The church on Diamond Street, near Temple University, has a historic marker planted outside noting that the location was where the Episcopal Church ordained its first women priests, the Philadelphia Eleven, in 1974.
Around that time, a series of murals were commissioned for the worship space, depicting scenes of black life in America, from slavery to the Civil Rights Movement.
Wilson’s dancers interact with architectural elements and carved statuary in the church and reference its history.
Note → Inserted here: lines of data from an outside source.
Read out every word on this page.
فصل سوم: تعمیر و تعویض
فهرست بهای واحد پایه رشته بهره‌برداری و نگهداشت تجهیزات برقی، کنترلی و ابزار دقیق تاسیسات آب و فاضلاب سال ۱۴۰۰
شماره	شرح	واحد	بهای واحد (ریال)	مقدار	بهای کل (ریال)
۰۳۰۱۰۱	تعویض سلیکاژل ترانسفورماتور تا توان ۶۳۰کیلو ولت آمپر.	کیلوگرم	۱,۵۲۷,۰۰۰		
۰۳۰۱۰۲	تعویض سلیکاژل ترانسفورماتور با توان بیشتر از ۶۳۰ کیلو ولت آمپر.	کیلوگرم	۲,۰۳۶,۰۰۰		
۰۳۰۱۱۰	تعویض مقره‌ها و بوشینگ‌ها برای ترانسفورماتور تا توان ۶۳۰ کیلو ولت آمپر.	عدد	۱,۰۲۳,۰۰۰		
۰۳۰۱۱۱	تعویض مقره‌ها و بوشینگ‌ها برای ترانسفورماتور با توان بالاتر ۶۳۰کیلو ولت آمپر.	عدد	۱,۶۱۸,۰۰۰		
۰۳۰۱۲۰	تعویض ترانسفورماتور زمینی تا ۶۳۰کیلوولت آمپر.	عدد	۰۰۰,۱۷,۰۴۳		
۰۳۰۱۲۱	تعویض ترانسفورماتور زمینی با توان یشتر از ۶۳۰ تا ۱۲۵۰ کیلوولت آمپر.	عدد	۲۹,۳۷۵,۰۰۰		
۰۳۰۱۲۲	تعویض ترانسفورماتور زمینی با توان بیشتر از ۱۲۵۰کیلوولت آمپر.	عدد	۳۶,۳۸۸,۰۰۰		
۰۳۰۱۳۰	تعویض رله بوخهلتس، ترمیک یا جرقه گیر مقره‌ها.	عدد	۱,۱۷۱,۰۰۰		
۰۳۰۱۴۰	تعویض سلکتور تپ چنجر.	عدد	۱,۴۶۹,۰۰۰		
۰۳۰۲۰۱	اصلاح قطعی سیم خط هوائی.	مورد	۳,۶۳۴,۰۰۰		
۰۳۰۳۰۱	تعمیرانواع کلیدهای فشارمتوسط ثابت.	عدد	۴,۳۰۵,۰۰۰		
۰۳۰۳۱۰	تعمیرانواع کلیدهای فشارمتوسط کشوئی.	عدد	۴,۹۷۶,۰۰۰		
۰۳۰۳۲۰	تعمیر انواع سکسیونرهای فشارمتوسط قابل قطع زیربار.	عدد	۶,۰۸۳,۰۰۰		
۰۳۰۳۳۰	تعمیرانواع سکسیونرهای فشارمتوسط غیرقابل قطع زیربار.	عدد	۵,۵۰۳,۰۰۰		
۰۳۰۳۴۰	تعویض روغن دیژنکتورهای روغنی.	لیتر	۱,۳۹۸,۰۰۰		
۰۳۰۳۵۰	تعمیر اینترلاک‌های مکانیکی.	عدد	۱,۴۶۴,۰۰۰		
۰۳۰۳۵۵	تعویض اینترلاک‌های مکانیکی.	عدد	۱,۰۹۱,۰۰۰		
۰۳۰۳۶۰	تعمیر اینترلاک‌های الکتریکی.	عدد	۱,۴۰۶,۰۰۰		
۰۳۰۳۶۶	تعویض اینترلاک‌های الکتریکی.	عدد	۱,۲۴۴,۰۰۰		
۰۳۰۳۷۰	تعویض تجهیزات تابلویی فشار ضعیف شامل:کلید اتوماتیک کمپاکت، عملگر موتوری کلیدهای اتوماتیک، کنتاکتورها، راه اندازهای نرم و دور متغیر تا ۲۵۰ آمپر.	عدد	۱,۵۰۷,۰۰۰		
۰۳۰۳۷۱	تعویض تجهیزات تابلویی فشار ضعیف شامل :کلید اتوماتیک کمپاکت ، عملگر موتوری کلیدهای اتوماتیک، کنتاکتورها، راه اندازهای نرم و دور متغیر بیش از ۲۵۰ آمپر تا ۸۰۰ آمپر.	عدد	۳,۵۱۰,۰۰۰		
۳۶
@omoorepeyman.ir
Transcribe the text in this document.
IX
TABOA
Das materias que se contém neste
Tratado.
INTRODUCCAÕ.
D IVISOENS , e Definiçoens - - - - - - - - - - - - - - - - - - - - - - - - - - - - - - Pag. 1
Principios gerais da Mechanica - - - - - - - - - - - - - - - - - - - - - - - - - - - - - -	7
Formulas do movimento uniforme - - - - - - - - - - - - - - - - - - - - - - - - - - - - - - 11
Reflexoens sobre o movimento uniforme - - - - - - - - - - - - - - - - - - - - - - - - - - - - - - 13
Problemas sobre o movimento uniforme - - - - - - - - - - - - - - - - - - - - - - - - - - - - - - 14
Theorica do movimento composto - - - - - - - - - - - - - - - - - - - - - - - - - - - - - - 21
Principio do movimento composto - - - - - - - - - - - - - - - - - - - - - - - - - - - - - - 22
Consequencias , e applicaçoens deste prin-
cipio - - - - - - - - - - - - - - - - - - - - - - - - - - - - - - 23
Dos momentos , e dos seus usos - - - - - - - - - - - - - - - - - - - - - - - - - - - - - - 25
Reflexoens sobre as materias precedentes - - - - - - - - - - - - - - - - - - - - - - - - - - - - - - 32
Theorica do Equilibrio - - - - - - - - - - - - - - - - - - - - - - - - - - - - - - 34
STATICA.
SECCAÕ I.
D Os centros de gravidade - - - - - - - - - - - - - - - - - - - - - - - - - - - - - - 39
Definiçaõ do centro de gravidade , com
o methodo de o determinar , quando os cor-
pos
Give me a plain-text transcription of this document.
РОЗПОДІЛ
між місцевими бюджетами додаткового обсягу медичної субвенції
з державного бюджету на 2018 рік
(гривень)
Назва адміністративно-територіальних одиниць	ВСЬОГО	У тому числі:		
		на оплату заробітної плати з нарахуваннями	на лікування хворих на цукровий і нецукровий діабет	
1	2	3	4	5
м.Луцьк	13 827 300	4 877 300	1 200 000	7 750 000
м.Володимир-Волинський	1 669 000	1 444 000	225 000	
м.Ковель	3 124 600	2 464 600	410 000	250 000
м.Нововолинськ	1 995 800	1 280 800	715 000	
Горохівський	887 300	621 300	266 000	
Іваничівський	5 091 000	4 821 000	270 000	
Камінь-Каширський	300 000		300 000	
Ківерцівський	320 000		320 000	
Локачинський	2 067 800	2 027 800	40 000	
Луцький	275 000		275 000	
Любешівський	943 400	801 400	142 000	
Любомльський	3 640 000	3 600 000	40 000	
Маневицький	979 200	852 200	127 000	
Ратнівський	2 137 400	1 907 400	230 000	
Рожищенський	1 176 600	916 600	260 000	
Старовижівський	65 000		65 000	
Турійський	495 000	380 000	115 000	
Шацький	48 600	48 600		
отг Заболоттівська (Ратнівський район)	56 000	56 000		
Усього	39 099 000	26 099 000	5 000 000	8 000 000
“The name of my company, Fist and Heel Performance Group, is taken from a term of a religious exercise enslaved Africans participated in,” he said. “They worshiped with their fists and the heels. If you know anything about the black church, either as a send-up or an authentic representation, there’s this idea of the kinetic fervor that builds up, being able to organize that and thinking about how it connects us to Caribbean and African practices of danced religion.”
Wilson grew up in Milwaukee in a family with Baptist roots in Arkansas. While he is not observant now, he says modern dance often overlooks its connections to religion.
“People in the art community, the experimental community, make assumptions about what it means to reference spirituality or race. Somehow it’s not as abstract, not as desired in order to make high art. It gets dismissed,” he said. “There’s a lot more wiggle room. We’re talking about bodies, and bodies have histories. I can’t just erase everything.”
Under Wilson’s curation, several local dance companies will perform as part of the two-week run of Grounds That Shout. This weekend’s program will be at the Church of the Advocate, featuring Wilson’s company along with choreography by Philadelphia artists Germaine Ingram and David Brick.
The following weekend, May 11, will feature a dance procession in Society Hill, moving between St. Peter’s Episcopal, Old Pine Presbyterian, and Mother Bethel AME. Audiences will be led by Meg Foley, Lela Aisha Jones, Almanac Dance Circus Theater, Tania Isaac, and <fidget>.